Volkswagen atraviesa una tormenta financiera digna de un rockero en plena crisis existencial. Con un colapso del 61 % de sus beneficios en los nueve primeros meses de 2025, el gigante alemán nunca ha estado tan cerca del precipicio. Las cifras hablan por sí solas: 3,4 mil millones de euros de beneficios después de impuestos, a pesar de unas ventas que se estancan. Para los compradores estadounidenses, es el momento en que la música se detiene y las luces se apagan.
Los aranceles: un golpe duro a los beneficios
¿Qué ha pasado? Imagina un elefante en una habitación llena de porcelanas preciosas. Eso es exactamente lo que representan los nuevos aranceles impuestos por Trump, llegando como un golpe duro al negocio de VW. Un arancel del 25 % sobre los coches importados, sumado al antiguo impuesto del 2,5 %, eleva la dolorosa a aproximadamente 27,5 %. Es como si estuvieras pagando el precio de un coche deportivo por un modelo básico, todo porque el gobierno decidió jugar al gato y al ratón.
Y no es solo un simple roce en el presupuesto. Volkswagen ha advertido que podría perder hasta 5 mil millones de euros en 2025 debido a estas medidas. Añade a esto los reveses del giro estratégico eléctrico de Porsche, y ahí tienes, la receta del desastre está cocinada. Mientras Europa aún respira, el mercado estadounidense sufre en silencio, aplastado por un muro de aranceles que penaliza fuertemente a los vehículos alemanes de alta gama.

Volkswagen
Ofertas reducidas: adiós a las buenas oportunidades
Mientras BMW y Mercedes han sabido anticipar la tormenta construyendo fábricas en Estados Unidos, VW, Audi y Porsche luchan por seguir el ritmo. Sus modelos más sabrosos — esos Audi musculosos y Porsches turbo — continúan llegando por carguero, sufriendo el impacto completo de los aranceles. Es como si intentaras hacer pasar un elefante por una puerta de garaje: simplemente no funciona.

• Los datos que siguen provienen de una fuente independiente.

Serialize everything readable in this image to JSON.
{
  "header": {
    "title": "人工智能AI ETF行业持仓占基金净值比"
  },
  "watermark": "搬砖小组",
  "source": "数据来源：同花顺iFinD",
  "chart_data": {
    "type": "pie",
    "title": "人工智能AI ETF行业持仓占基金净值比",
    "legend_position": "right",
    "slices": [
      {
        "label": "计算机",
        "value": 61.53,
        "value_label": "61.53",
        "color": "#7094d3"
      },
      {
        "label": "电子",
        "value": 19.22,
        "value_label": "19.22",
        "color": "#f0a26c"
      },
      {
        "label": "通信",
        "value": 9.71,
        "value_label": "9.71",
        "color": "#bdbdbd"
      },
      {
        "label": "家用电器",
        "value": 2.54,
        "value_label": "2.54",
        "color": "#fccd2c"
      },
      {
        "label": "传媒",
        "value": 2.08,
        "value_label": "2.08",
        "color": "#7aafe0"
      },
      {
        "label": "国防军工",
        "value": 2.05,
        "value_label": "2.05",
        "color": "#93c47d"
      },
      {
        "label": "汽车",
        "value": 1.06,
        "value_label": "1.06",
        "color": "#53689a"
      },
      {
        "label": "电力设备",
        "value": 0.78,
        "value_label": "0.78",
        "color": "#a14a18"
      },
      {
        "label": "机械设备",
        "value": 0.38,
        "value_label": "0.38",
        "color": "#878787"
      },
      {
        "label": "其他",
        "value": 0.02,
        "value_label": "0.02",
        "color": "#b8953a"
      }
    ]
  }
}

Cuando los beneficios se derriten como nieve al sol, Volkswagen debe apretar las tuercas. Espera ver precios dispararse, menos incentivos y la eliminación de ciertos modelos poco rentables. Este sueño de adquirir un Audi reluciente con descuentos atractivos se desvanece como un espejismo en el desierto. Incluso esos VWs familiares con buena economía de combustible podrían desaparecer de las ofertas. La idea de importar un coche de bajo margen en un océano de 27,5 % de impuestos se vuelve simplemente absurda.

Audi
La hora de la elección: VW frente a la realidad
Con esta caída vertiginosa de los beneficios, Volkswagen se encuentra en una posición delicada donde cada decisión cuenta. La dinámica en los concesionarios cambia radicalmente: menos espacio para negociar, un inventario más restringido y lanzamientos más lentos para esos modelos emocionantes que todos esperaban. Piensa en un concierto de rock donde la banda anuncia un descanso inesperado — eso es exactamente lo que le está pasando a VW.
Si estás considerando añadir un VW, un Audi o incluso un Porsche a tu garaje, prepárate para escrutar los precios y las terminaciones como un detective privado en plena investigación. Cada cifra en la tabla de beneficios pesa mucho, y Volkswagen estará más preocupado por volver a la rentabilidad que por tu deseo de hacer un buen trato. En esta danza delicada entre el beneficio y el cliente, está claro que ahora son los números los que marcan el ritmo.